[cpp-threads] Slightly revised memory model proposal (D2300)

Sun Jun 24 03:54:53 BST 2007

> -----Original Message-----
> From: Paul E. McKenney [mailto:paulmck at linux.vnet.ibm.com] 
> Sent: Friday, June 22, 2007 3:34 PM
> To: Boehm, Hans
> Cc: C++ threads standardisation; Sarita V Adve
> Subject: Re: [cpp-threads] Slightly revised memory model 
> proposal (D2300)
> 
> On Fri, Jun 22, 2007 at 08:38:51PM -0000, Boehm, Hans wrote:
> > > -----Original Message-----
> > > From:  Paul E. McKenney
> 
> [ . . . ]
> 
> > > >     An evaluation A that performs a release operation 
> on an object
> > > >     M synchronizes with an evaluation B that performs an acquire
> > > >     operation on M and reads either the value written 
> by A or, if
> > > >     the following (in modification order) sequence of 
> updates to M
> > > >     are atomic read-modify-write operations or ordered
> > > atomic stores,
> > > 
> > > Again, I believe that this should instead read "non-relaxed 
> > > read-modify-write operations" in order to allow some common 
> > > data-element initialization optimizations.
> >
> > Could you explain in a bit more detail?  It seems weird to 
> me that an 
> > intervening fetch_add_relaxed(0) would break "synchronizes with"
> > relationships, but fetch_add_acquire(0) would not.  Acq_rel and 
> > seq_cst inherently do not have this issue, but the others 
> all seem to 
> > me like they should be treated identically.
> 
> The proper analogy is between fetch_add_acquire() and 
> fetch_add_relaxed on the on hand and load_acquire() and 
> load_relaxed() on the other.
> In both cases, the _acquire() variant participates in 
> "synchronizes with"
> relationships, while the _relaxed() variant does not.
> 
> Looking at the argument to fetch_add_relaxed(), we have
> fetch_add_relaxed(0) breaking the "synchronizes with" 
> relationship, but then again, so would fetch_add_relaxed(1), 
> fetch_add_relaxed(2), and even fetch_add_relaxed(42).
> 
> Or am I missing something subtle here?
I think we're still misunderstanding each other.  The situation this is
addressing is roughly

T1			T2			T3
x.store_release(17);
			x.fetch_add_relaxed(1);
						x.load_acquire();

which we can think of as executing sequentially in that order.  Thus the
load_acquire sees a value of 18.  The question is whether the
store_release synchronizes with the load_acquire.  We agree that there
are no synchronizes with relationships involving the fetch_add (which
would change if the fetch_add were anything other than relaxed).
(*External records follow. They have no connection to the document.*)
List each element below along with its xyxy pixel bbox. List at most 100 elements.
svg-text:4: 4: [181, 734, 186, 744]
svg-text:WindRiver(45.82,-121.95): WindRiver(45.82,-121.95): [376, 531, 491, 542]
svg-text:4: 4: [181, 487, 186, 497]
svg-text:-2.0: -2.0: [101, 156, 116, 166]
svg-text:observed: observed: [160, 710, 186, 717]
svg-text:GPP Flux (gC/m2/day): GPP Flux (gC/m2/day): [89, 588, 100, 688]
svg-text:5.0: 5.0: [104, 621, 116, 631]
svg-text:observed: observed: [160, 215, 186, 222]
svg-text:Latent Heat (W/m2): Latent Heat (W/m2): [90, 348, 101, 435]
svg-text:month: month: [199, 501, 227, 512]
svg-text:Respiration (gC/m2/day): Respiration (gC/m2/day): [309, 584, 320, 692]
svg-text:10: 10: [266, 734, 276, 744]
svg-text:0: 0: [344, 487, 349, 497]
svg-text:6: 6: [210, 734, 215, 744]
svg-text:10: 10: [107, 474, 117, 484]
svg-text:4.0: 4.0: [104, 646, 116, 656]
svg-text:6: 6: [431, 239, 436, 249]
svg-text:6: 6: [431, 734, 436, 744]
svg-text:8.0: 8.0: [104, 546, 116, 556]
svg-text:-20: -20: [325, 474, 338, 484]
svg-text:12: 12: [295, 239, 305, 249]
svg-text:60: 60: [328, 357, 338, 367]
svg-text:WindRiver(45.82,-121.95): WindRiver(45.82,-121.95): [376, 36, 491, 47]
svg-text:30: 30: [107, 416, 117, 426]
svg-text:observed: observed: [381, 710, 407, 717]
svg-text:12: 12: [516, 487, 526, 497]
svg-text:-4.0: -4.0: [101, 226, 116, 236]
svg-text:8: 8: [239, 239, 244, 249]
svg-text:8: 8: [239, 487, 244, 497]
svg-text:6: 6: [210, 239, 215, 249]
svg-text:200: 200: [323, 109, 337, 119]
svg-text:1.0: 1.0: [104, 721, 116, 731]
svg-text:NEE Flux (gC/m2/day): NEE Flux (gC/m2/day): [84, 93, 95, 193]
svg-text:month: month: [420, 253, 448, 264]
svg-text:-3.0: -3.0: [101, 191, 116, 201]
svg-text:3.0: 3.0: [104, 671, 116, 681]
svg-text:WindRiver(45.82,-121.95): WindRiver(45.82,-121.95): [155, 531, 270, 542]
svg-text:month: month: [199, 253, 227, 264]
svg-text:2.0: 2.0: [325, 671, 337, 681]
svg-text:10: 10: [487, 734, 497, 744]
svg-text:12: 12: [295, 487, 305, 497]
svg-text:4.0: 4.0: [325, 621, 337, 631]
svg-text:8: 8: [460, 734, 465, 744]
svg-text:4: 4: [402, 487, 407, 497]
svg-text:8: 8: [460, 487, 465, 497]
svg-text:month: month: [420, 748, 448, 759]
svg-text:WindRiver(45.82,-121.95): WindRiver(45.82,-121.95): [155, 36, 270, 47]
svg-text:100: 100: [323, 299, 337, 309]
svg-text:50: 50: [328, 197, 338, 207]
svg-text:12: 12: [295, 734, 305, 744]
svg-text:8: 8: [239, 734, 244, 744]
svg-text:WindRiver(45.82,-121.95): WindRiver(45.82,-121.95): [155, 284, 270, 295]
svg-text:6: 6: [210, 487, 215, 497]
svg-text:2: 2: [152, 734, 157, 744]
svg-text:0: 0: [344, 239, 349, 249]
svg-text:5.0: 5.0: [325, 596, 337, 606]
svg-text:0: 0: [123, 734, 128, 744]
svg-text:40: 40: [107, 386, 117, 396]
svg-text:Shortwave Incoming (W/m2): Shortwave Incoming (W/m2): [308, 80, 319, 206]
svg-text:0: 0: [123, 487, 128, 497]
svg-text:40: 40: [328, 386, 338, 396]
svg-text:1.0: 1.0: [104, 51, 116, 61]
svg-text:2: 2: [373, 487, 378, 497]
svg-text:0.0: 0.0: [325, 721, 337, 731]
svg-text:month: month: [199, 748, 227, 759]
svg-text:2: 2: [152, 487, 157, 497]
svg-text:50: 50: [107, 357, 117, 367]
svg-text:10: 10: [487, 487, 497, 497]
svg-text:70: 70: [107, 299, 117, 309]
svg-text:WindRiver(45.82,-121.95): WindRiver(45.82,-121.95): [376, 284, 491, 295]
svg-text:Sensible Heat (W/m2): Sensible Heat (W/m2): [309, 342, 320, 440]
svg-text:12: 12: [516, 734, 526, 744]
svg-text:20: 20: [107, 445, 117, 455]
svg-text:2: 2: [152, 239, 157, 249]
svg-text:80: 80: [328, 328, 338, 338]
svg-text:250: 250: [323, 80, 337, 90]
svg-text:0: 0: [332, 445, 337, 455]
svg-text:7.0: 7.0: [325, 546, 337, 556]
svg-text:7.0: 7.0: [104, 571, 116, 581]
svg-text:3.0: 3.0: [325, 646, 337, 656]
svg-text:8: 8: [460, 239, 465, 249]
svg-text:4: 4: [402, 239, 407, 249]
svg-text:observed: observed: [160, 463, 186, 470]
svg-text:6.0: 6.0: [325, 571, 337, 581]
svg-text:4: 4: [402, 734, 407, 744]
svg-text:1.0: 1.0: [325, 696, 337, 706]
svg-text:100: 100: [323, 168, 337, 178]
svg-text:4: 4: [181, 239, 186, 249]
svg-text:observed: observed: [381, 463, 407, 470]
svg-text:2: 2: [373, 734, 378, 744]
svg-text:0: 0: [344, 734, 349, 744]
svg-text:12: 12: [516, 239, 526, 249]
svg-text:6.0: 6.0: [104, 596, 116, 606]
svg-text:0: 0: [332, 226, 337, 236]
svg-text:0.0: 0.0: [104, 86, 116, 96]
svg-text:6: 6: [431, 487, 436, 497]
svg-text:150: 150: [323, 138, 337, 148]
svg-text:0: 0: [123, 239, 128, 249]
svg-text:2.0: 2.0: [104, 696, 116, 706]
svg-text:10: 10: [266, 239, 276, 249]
Was this also the scenario you were looking at?

If not, do you want to suggest clearer wording?

> > ...would like to aim for is:
> > 
> > - We vote the basic memory model text (N2300), possibly with some 
> > small changes, into the working paper in Toronto.  I suspect that's 
> > nearly required to have a chance at propagating the effects 
> into some 
> > of the library text by Kona.
> > 
> > - We agree on exactly what we want in terms of atomics and 
> fences in 
> > Toronto, so that it can be written up as formal standardese 
> ideally in 
> > the post-Toronto mailing.
> 
> I cannot deny that past discussions on this topic have at 
> times been spirited, but I must defer to Michael and Raul on 
> how best to move this through the process.
Clearly.  And I suspect there will be interesting discussions between
all of us in Toronto.
> > > On the "scalar" modifier used here, this means that we are not 
> > > proposing atomic access to arbitrary structures, for example, 
> > > atomic<struct foo>?
> > > (Fine by me, but need to know.)  However, we -are- requiring that 
> > > implementations provide atomic access to large scalars, 
> correct?  So 
> > > that a conforming 8-bit system would need to provide proper 
> > > semantics for "atomic<long long>"?  Not that there are 
> likely to be 
> > > many parallel 8-bit systems, to be sure, but same question for 
> > > 32-bit systems and both long long and double.  (Again, fine by me 
> > > either way, but need to know.)
> >
> > In my view, most of this discussion really belongs in the atomics 
> > proposal.  It should specify that if a read to an atomic object 
> > observes any of the effect of an atomic write to an object, then it 
> > observes all of it.  And that applies to objects beyond 
> scalars.  But 
> > it's just an added constraint beyond what is specified in 
> the memory model section.
> > 
> > Our atomics proposal still proposes to guarantee atomicity for 
> > atomic<T> for any T.  We just don't promise to do it in a lock-free 
> > manner.  Thus atomic<struct foo> does behave atomically 
> with respect to threads.
> 
> In that case, my question becomes "why is the qualifier 'scalar'
> required?".
The intent here is to decompose non-scalar reads into the constituent
scalar reads, and similarly for nonscalar assignments, in order to
determine what assignments can be seen where.  Otherwise we would have
to talk about which combination of field assignments a particular struct
read can see.  It just seems easier to define visibility on a
component-by-component basis.

Hans

> 
> > > Although the general thrust of 1.10p8 and 1.10p10 look OK to me, 
> > > more careful analysis will be required -- which won't 
> happen by your 
> > > deadline, sorry to say!
> >
> > Thanks for looking at this quickly.  If we need to make some more 
> > tweaks before Toronto, I think that's fine.
> > 
> > I think at the moment, the real constraint on getting this into the 
> > working paper is that we need to have more people reading it.
> 
> More eyes would indeed be a very good thing from my perspective.
> 
> 						Thanx, Paul
>